Queer-coding, for many of us, has been a necessary practice for finding representation of people like us in the fiction we consume. That’s slowly beginning to change. LGBTQ characters are cropping up more frequently, especially in children’s books. Rick Riordan has a cast of characters so diverse in his Percy Jackson universe that some of his POV characters are gay and even genderqueer. That’s incredible. But it doesn’t change the fact that LGBTQ fans are still forced to read between the lines more often than not. And for LGBTQ Harry Potter fans, the cast is rife with characters who can easily be interpreted as existing outside the cis-heteropatriarchy.
Remus and Sirius certainly played a part in helping me figure out my sexuality. Beyond that, however, they drove me to think critically about the media I consume and to re-think media I’ve loved. To the fans who took these characters and wrote them into fanfiction, drew them into fanart, or otherwise let them be as in love as they were always supposed to be: thank you. I owe you. And I’m still recommending your work to people now, a decade after I started to consume it.

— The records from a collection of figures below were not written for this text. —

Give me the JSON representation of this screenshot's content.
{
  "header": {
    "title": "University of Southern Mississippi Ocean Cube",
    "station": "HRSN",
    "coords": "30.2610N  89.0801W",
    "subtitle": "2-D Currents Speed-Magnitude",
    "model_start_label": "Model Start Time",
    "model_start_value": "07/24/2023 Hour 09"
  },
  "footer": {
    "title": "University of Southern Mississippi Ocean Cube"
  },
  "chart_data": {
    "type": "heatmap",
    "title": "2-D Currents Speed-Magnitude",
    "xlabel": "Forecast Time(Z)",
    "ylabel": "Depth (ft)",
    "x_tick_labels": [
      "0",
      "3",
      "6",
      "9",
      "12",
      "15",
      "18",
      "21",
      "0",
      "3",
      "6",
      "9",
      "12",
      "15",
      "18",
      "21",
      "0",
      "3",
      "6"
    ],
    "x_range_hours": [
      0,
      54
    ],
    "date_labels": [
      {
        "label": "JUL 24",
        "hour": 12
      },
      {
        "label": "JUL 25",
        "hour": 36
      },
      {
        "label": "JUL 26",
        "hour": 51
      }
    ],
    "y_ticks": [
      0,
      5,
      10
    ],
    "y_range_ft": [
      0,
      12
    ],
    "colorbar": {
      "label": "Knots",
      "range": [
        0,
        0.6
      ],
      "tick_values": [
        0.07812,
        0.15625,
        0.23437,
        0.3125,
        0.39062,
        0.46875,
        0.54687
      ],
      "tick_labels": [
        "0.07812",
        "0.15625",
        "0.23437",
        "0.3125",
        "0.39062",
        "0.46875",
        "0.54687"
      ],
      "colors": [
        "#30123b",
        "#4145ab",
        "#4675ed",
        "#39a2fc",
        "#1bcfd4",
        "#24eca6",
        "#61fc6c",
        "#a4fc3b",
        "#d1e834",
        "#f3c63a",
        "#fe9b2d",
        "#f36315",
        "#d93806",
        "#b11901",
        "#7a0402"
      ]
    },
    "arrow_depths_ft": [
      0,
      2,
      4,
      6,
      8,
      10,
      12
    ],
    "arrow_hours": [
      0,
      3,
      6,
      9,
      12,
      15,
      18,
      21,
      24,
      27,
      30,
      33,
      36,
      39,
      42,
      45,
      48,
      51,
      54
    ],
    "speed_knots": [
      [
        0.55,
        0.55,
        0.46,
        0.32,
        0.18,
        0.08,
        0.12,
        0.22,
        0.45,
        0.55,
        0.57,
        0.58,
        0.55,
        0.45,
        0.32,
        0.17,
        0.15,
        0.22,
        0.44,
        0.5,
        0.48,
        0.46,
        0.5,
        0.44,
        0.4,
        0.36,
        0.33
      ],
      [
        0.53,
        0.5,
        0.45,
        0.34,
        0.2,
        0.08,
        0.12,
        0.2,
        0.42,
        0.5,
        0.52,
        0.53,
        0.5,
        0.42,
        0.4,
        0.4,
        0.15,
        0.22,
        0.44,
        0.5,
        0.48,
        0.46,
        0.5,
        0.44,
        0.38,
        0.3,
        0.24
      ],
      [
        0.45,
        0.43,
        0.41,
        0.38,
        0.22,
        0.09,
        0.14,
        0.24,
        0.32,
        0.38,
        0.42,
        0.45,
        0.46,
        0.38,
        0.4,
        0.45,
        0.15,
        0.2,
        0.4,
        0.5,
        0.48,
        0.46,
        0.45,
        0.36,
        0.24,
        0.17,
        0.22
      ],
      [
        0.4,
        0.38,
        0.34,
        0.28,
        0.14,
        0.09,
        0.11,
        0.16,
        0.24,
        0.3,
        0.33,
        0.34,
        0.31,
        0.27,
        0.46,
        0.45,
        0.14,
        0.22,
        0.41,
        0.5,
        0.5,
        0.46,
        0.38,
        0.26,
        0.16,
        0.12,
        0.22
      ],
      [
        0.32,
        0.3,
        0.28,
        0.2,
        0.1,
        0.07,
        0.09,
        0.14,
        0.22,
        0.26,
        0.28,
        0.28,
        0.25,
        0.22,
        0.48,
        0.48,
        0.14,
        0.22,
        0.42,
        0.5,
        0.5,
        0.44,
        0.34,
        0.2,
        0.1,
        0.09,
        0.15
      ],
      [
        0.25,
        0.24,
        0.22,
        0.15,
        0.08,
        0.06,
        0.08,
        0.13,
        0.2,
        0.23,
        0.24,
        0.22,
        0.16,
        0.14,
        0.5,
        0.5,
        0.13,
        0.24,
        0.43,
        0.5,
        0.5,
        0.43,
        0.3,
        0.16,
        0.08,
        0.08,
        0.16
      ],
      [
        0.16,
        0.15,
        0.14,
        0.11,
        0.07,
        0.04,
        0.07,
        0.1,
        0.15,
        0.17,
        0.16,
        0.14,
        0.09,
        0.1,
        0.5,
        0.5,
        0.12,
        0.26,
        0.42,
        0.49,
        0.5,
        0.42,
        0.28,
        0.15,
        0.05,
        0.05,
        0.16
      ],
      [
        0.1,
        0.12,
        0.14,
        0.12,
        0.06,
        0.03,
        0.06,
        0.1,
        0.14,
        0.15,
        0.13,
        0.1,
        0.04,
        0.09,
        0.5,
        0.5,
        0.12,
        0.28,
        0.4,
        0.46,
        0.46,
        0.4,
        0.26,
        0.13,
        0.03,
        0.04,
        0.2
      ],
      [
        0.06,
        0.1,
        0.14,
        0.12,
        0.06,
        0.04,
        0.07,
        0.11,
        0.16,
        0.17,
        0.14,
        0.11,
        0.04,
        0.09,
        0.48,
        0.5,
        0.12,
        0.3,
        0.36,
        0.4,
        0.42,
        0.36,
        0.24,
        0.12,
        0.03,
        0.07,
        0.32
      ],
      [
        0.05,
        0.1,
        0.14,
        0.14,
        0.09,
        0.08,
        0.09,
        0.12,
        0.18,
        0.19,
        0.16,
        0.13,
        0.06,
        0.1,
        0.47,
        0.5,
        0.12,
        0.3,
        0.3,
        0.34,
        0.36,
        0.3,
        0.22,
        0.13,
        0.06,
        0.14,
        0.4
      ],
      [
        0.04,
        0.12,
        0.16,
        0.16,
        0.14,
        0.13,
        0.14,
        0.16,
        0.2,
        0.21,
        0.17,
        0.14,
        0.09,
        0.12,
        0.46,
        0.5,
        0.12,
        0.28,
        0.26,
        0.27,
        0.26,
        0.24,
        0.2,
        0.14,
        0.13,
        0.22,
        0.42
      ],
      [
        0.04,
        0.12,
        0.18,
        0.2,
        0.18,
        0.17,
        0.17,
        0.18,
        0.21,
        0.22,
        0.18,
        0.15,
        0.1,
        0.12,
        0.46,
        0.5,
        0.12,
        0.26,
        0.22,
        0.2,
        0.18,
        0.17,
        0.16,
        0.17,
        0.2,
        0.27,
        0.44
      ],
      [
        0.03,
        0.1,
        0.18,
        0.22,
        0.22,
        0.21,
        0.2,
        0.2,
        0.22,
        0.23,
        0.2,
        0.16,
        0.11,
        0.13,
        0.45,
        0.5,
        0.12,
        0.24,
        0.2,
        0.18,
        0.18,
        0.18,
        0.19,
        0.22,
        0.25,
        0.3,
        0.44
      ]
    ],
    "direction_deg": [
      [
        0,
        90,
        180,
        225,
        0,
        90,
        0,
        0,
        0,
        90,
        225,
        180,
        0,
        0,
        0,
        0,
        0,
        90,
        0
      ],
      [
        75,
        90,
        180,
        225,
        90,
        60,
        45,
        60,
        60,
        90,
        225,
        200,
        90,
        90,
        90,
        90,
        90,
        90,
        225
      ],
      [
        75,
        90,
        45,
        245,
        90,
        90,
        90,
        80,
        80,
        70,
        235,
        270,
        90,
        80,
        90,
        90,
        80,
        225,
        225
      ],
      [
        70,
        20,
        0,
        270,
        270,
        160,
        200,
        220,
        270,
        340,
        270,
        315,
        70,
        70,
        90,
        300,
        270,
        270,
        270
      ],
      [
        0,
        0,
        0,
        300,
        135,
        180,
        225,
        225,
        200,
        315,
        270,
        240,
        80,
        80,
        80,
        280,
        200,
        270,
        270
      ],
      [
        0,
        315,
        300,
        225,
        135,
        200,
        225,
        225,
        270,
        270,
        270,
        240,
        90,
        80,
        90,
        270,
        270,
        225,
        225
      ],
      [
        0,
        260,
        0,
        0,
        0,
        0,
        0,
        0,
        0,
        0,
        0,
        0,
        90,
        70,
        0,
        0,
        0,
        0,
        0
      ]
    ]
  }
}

And Now, A Remus and Sirius Fanfiction Rec List
- The Shoebox Project by dorkorific and ladyjaida
A multimedia, collaborative fanfiction exploring the Marauders in their school years. Rated Mature. - Stealing Harry by copperbadge
In an alternate universe where Sirius Black never went to Azkaban, Harry divides his life between the Dursleys’ house and Mr. Black’s bookshop — until Sirius realises what the Dursleys are doing to him, and takes him away from their care. Rated Mature. - A Bright Particular Star by flambeau
Remus and Sirius celebrate their last Christmas at Hogwarts. Rated Mature. - Promised Eternity (A Ring of Endless Light Remix) by victoria_p (musesfool)
When he falls through the veil, Sirius is taken back to the night he told James and Lily to make Peter their Secret Keeper. And, knowing what he does now, he makes a different choice. Rated Mature. - Christmas 1977 by thistlerose
Remus and Sirius look for a separate peace. Rated Mature.